I must admit, I do find some enjoyment in these January/February Liam Neeson action-thrillers. They are rarely great but almost always entertaining (to varying degrees). These things started with 2009’s “Taken” which reinvigorated Neeson’s career and made him an unexpected action star. Multiple films have followed (most with the same familiar flavor) and most do pretty well at the box office.
The latest addition is “The Commuter” which sees Neeson playing a 60 year-old ex-cop turned insurance salesman named Michael MacCauley. Each day he takes the same train into the city with many of the same fellow commuters. His daily routine is shattered when out of the blue he is laid off from his job. Now unemployed with a son heading to college and a mortgage due, Michael boards his train for the ride home to break the news to his wife.
As he takes his seat an unusually inquisitive woman played by Vera Farmiga sits opposite of him. Turns out she and the people she works for know a lot about Michael. The mystery lady tells him of $25,000 hidden in the train’s bathroom. If Michael takes the money they will consider him working for them. All he has to do is identify a passenger who goes by the name of Prynne before the train’s final stop. If he does that an additional $75,000 is his. The woman hops off and the train leaves the station.
The financially desperate Michael finds the money in the bathroom but quickly learns the task isn’t as easy or as innocent as it sounds. The people pulling his strings prove to be bad news and they will do anything to get the job done including hurting Michael’s family. From their the film becomes a cross between Michael identifying Prynne while also finding a way out of the mystery group’s clutches.
As the train speeds along the track it’s the story that flirts with derailment. The further it goes the more intense and absurd it becomes. But that’s part of what I like about these things. Plus I enjoy watching Neeson who by now can do this role in his sleep. I also like the always good Vera Farmiga and Patrick Wilson who pops up playing Michael’s sympathetic friend and ex-partner (sorry, no Ed and Lorraine Warren shared universe stuff). But it’s Neeson who keeps the story rolling which isn’t the easiest of tasks.

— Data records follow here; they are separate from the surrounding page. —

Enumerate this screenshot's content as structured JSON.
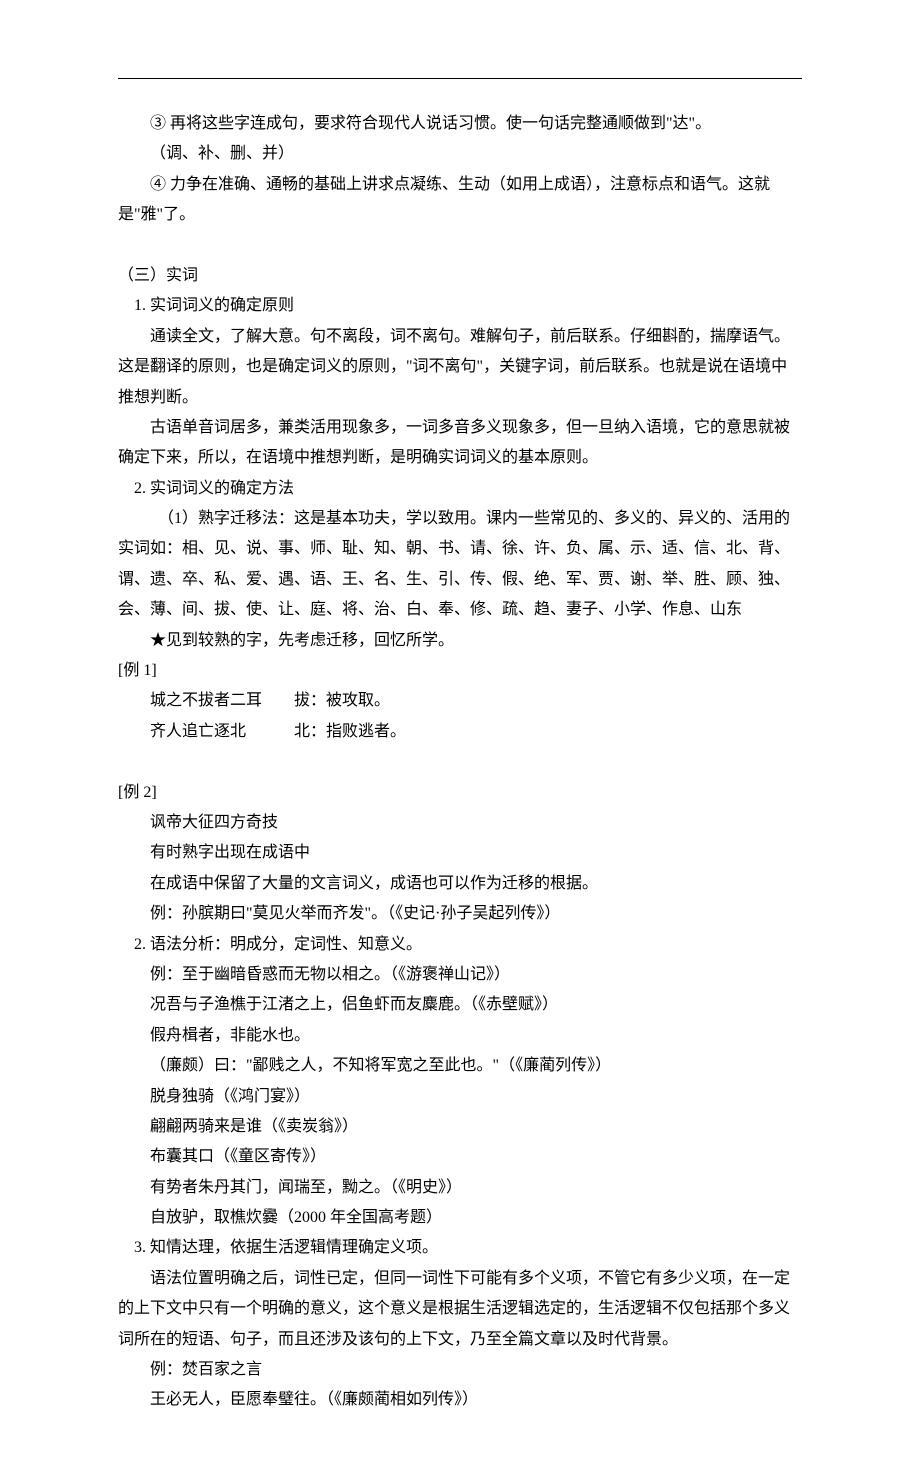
{
  "line1": "③ 再将这些字连成句，要求符合现代人说话习惯。使一句话完整通顺做到\"达\"。",
  "line2": "（调、补、删、并）",
  "line3": "④ 力争在准确、通畅的基础上讲求点凝练、生动（如用上成语），注意标点和语气。这就是\"雅\"了。",
  "sec3_title": "（三）实词",
  "sec3_1_title": "　1. 实词词义的确定原则",
  "sec3_1_p1": "通读全文，了解大意。句不离段，词不离句。难解句子，前后联系。仔细斟酌，揣摩语气。这是翻译的原则，也是确定词义的原则，\"词不离句\"，关键字词，前后联系。也就是说在语境中推想判断。",
  "sec3_1_p2": "古语单音词居多，兼类活用现象多，一词多音多义现象多，但一旦纳入语境，它的意思就被确定下来，所以，在语境中推想判断，是明确实词词义的基本原则。",
  "sec3_2_title": "　2. 实词词义的确定方法",
  "sec3_2_p1": "　（1）熟字迁移法：这是基本功夫，学以致用。课内一些常见的、多义的、异义的、活用的实词如：相、见、说、事、师、耻、知、朝、书、请、徐、许、负、属、示、适、信、北、背、谓、遗、卒、私、爱、遇、语、王、名、生、引、传、假、绝、军、贾、谢、举、胜、顾、独、会、薄、间、拔、使、让、庭、将、治、白、奉、修、疏、趋、妻子、小学、作息、山东",
  "sec3_2_star": "★见到较熟的字，先考虑迁移，回忆所学。",
  "ex1_label": "[例 1]",
  "ex1_l1": "城之不拔者二耳　　拔：被攻取。",
  "ex1_l2": "齐人追亡逐北　　　北：指败逃者。",
  "ex2_label": "[例 2]",
  "ex2_l1": "讽帝大征四方奇技",
  "ex2_l2": "有时熟字出现在成语中",
  "ex2_l3": "在成语中保留了大量的文言词义，成语也可以作为迁移的根据。",
  "ex2_l4": "例：孙膑期曰\"莫见火举而齐发\"。（《史记·孙子吴起列传》）",
  "sec3_2b_title": "　2. 语法分析：明成分，定词性、知意义。",
  "g1": "例：至于幽暗昏惑而无物以相之。（《游褒禅山记》）",
  "g2": "况吾与子渔樵于江渚之上，侣鱼虾而友麋鹿。（《赤壁赋》）",
  "g3": "假舟楫者，非能水也。",
  "g4": "（廉颇）曰：\"鄙贱之人，不知将军宽之至此也。\"（《廉蔺列传》）",
  "g5": "脱身独骑（《鸿门宴》）",
  "g6": "翩翩两骑来是谁（《卖炭翁》）",
  "g7": "布囊其口（《童区寄传》）",
  "g8": "有势者朱丹其门，闻瑞至，黝之。（《明史》）",
  "g9": "自放驴，取樵炊爨（2000 年全国高考题）",
  "sec3_3_title": "　3. 知情达理，依据生活逻辑情理确定义项。",
  "sec3_3_p": "语法位置明确之后，词性已定，但同一词性下可能有多个义项，不管它有多少义项，在一定的上下文中只有一个明确的意义，这个意义是根据生活逻辑选定的，生活逻辑不仅包括那个多义词所在的短语、句子，而且还涉及该句的上下文，乃至全篇文章以及时代背景。",
  "sec3_3_e1": "例：焚百家之言",
  "sec3_3_e2": "王必无人，臣愿奉璧往。（《廉颇蔺相如列传》）"
}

“The Commuter” marks Neeson’s fourth collaboration with Spanish director Jaume Collet-Serra. All four of their ‘race against the clock’ thrillers feature the same basic framework with a few narrative differences. In other words you know what to expect – a fast pace, good action, that Neeson growl, and some amusing corniness. If you don’t like their previous movies this one won’t change your mind. But if you’re like me and get a kick out of these things “The Commuter” will give you what it promises. Nothing more, nothing less.